Design: Absolute protein levels of BCL-2 family proteins were determined in primary CRC tumours collected from n=128 resected and chemotherapy-treated patients with stage III CRC. We applied DR_MOMP to categorise patients as high or low risk based on model outputs, and compared model outputs with known prognostic factors (T-stage, N-stage, lymphovascular invasion). DR_MOMP signatures were validated on protein of n=156 patients with CRC from the Cancer Genome Atlas (TCGA) project.
Results: High-risk stage III patients identified by DR_MOMP had an approximately fivefold increased risk of death compared with patients identified as low risk (HR 5.2, 95% CI 1.4 to 17.9, p=0.02). The DR_MOMP signature ranked highest among all molecular and pathological features analysed. The prognostic signature was validated in the TCGA colon adenocarcinoma (COAD) cohort (HR 4.2, 95% CI 1.1 to 15.6, p=0.04). DR_MOMP also further stratified patients identified by supervised gene expression risk scores into low-risk and high-risk categories. BCL-2-dependent signalling critically contributed to treatment responses in consensus molecular subtypes 1 and 3, linking for the first time specific molecular subtypes to apoptosis signalling.
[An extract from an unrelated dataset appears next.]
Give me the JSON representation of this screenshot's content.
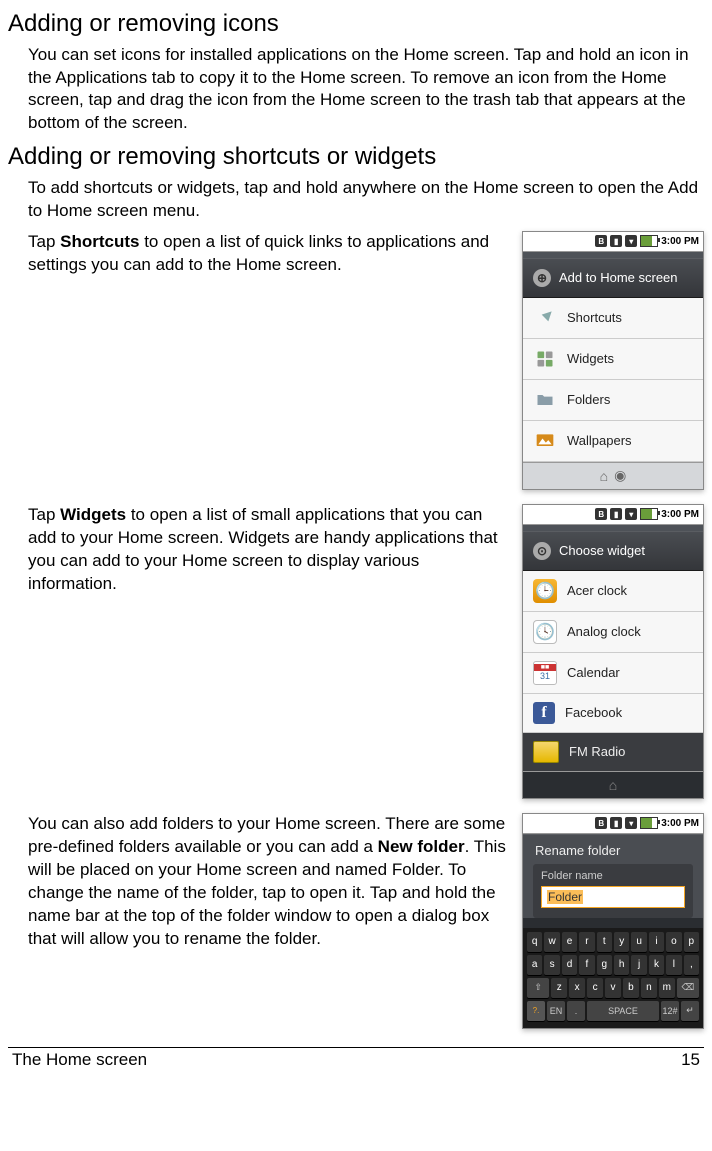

Conclusions: DR_MOMP delivers a system-based biomarker with significant potential as a prognostic tool for stage III CRC that significantly improves established histopathological risk factors.
目的:线粒体凋亡途径受多种 BCL-2 家族蛋白相互作用的控制,在肿瘤进展和治疗反应中起着关键作用。我们对经实验验证的 BCL-2 蛋白相互作用数学模型(DR_MOMP)在 III 期结直肠癌(CRC)患者中的预后潜力进行了评估:设计:从 128 名切除并接受化疗的 III 期 CRC 患者的原发性 CRC 肿瘤中测定 BCL-2 家族蛋白的绝对蛋白水平。我们应用 DR_MOMP 根据模型输出结果将患者分为高风险和低风险,并将模型输出结果与已知的预后因素(T 期、N 期、淋巴管侵犯)进行比较。DR_MOMP特征在癌症基因组图谱(TCGA)项目中156名CRC患者的蛋白质上得到了验证:结果:与低风险患者相比,DR_MOMP识别出的高风险III期患者的死亡风险增加了约5倍(HR 5.2,95% CI 1.4至17.9,P=0.02)。在分析的所有分子和病理特征中,DR_MOMP特征最高。该预后特征在 TCGA 结肠腺癌(COAD)队列中得到了验证(HR 4.2,95% CI 1.1 至 15.6,p=0.04)。DR_MOMP还将通过监督基因表达风险评分确定的患者进一步分为低风险和高风险两类。BCL-2依赖性信号对共识分子亚型1和3的治疗反应起了关键作用,首次将特定分子亚型与细胞凋亡信号联系起来:DR_MOMP提供了一种基于系统的生物标记物,作为III期CRC的预后工具具有巨大潜力,可显著改善已确定的组织病理学风险因素。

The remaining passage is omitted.